FEC Weighs Options After Ruling
Monday’s decision by the Supreme Court to allow unions and business groups to run issue-based advertising just ahead of Election Day may generate considerable fallout for the Federal Election Commission, as the already resource-strapped agency grapples with balancing ambitious timelines for the looming presidential primary season and the intricacies of what may become a landmark court decision.
According to FEC spokesman Bob Biersack, the Supreme Court ruling leaves the agency’s commissioners with two main options. The first is to develop guidance on the court’s decision using a regimented rulemaking process, a heavily bureaucratic and time-consuming procedure that could take months to complete.
During the process, Biersack said, agency lawyers could take a month to sketch out draft guidance on the high court’s decision. The agency’s five sitting commissioners — two Republicans and three Democrats — also would vote to begin a 30-day public comment period, followed by a public hearing and, if necessary, a reworking of the draft language to satisfy critics’ concerns.
Sometimes little more than a formality, Biersack suggested the procedure may set off a special-interests slugfest, pitting campaign finance reformers against a hodgepodge of issue-based groups such as the U.S. Chamber of Commerce and the AFL-CIO. Reconciling all of the legal arguments, Biersack said, may be an especially time-consuming process.
“Figuring out where the line is [between] important public policy issues and talking about who should win elections is a pretty difficult line to draw,” he said.
A similar option the commission could employ to avoid becoming bogged down in the potential thicket, some observers claimed, is to ram through an emergency rulemaking process that saves time by bypassing the public comment period, but draws loud criticism for being undemocratic.
The final option, Biersack said, is for the agency to do nothing and police the placement of issue-based ads on a case-by-case basis.
“I don’t know whether [a rulemaking] is absolutely necessary,” Biersack said. “That’s what the commission has to decide.”
The Campaign Legal Center’s Paul Ryan said the FEC has shown it’s “perfectly happy” enforcing 527s on a case-by-case basis and may choose to do the same with issue ads. A downside to that approach, he said, is that some groups — knowingly or not — may push the boundaries of what the Supreme Court majority intended in Monday’s case.
And if the agency cracks down on potential ad violators, just as it has with 527s, Ryan said the guilty parties often are not caught for years and the fines are paltry.
On the other hand, Ryan said there are numerous advantages to issuing guidance. First and foremost, it likely would clear up any vagueness that elections experts may interpret from the court’s ruling.
“Rather than having organizations out there guessing whether or not their ads qualify for the exemption, the organization can look at a rule and decide for themselves whether they qualify for the exemption,” Ryan said.
“I don’t see a downside with the FEC promulgating a rule,” Ryan continued. However, he warned, “the downside with case-by-case enforcement [is] … it takes a long time and the fines may be pretty small and come long after the law has been broken to influence an election.”

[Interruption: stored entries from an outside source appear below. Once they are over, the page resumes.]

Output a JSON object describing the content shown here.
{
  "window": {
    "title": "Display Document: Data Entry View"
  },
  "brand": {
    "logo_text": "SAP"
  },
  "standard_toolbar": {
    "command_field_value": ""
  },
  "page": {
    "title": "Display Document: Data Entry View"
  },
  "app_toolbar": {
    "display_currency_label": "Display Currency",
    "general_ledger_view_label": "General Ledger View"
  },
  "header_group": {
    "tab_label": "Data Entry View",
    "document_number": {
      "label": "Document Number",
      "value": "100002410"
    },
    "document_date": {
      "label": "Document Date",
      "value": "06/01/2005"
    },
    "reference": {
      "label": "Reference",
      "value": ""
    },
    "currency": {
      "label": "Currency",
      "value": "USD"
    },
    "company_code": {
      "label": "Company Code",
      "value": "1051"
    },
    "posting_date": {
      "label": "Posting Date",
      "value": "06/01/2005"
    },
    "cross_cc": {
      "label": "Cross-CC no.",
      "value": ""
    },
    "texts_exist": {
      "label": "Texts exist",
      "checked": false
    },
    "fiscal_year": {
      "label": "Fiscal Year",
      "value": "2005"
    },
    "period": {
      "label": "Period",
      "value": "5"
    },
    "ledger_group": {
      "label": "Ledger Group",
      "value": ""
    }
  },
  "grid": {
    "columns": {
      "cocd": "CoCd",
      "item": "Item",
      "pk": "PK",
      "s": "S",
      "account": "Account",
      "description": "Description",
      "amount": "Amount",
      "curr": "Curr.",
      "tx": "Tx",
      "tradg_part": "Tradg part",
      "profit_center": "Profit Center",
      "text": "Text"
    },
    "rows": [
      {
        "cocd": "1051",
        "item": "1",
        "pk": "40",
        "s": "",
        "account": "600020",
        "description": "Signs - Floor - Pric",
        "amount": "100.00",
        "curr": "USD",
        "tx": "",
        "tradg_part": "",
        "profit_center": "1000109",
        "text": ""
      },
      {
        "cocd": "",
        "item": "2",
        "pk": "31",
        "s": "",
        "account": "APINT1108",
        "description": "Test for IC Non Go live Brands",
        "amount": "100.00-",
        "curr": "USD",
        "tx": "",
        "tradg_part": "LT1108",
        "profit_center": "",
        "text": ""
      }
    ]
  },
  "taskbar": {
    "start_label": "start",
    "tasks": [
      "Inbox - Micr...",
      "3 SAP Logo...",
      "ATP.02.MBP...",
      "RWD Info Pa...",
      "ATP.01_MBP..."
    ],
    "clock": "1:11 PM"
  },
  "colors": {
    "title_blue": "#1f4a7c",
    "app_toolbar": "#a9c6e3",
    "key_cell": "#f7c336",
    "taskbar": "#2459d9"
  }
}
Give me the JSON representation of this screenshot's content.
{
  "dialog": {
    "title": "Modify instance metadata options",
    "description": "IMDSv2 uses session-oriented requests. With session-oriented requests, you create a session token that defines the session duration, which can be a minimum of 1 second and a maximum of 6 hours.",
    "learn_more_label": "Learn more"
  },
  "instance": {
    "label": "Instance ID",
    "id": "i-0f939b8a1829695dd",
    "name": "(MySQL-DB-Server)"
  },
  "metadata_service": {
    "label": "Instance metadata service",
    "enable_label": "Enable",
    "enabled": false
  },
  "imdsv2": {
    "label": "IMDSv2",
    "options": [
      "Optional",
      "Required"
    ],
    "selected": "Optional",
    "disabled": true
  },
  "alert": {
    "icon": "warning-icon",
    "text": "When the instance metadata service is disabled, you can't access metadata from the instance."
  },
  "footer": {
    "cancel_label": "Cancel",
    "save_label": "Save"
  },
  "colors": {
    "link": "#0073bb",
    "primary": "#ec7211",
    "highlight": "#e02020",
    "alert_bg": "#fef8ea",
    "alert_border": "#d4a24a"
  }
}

Republican campaign finance lawyer Michael Toner, also a former commission chairman, said it is “clearly within the agency’s discretion” to begin the rulemaking process.
And should the FEC begin the process, Toner pointed to one paragraph in the high court’s majority opinion that could become a shell for any new issue-ad regulations by the agency.
“One thing that is striking about this opinion that the court lays out some concrete, tangible factors that form the basis for a safe harbor in terms of corporate or union advertising,” Toner said. “The court emphasizes more than anything else that ads that have those specific factors present are constitutionally protected.”
Writing for the majority, Chief Justice John Roberts wrote that the ads by the group in question, Wisconsin Right to Life, were legal because “no reasonable interpretation” would conclude that the ad was “an appeal to vote for or vote against a candidate.”
“First, their content is consistent with that of a genuine issue ad; the ads focus on a legislative issue, take a position on the issue, exhort the public to adopt that position, and urge the public to contact public officials with respect to the matter,” Roberts wrote in his opinion. “Second, their content lacks indicia of express advocacy: the ads do not mention an election, candidacy, political party or challenger; and they do not take a position on the candidates character, qualification or fitness for office.”
Toner speculated that an initial round of agency guidance in the wake of the court ruling simply may recommend that the majority’s opinion should be considered as a rough draft for a rulemaking.
“The specific language of the opinion can form the basis of regulations,” Toner said.
Still, some reformers claim the FEC has no choice but to begin the rulemaking process immediately. Craig Holman, a lobbyist at Public Citizen, predicted that an accelerated presidential primary season may compel commissioners to push for an emergency regulation.
And with reform groups marshalling their forces to help craft any potential guidelines at the FEC in time for the first presidential primary, Holman also said Monday’s decision may require splitting energies between two fronts. Portions of 2002’s Bipartisan Campaign Reform Act that wound up on the cutting-room floor, Holman said, detailed the exact types of issue ads unions and other groups that should be allowed to run during the blackout period.
“That would be an option that the reform community could pursue,” Holman said. “[But] it’s clearly too late for the 2008 election.”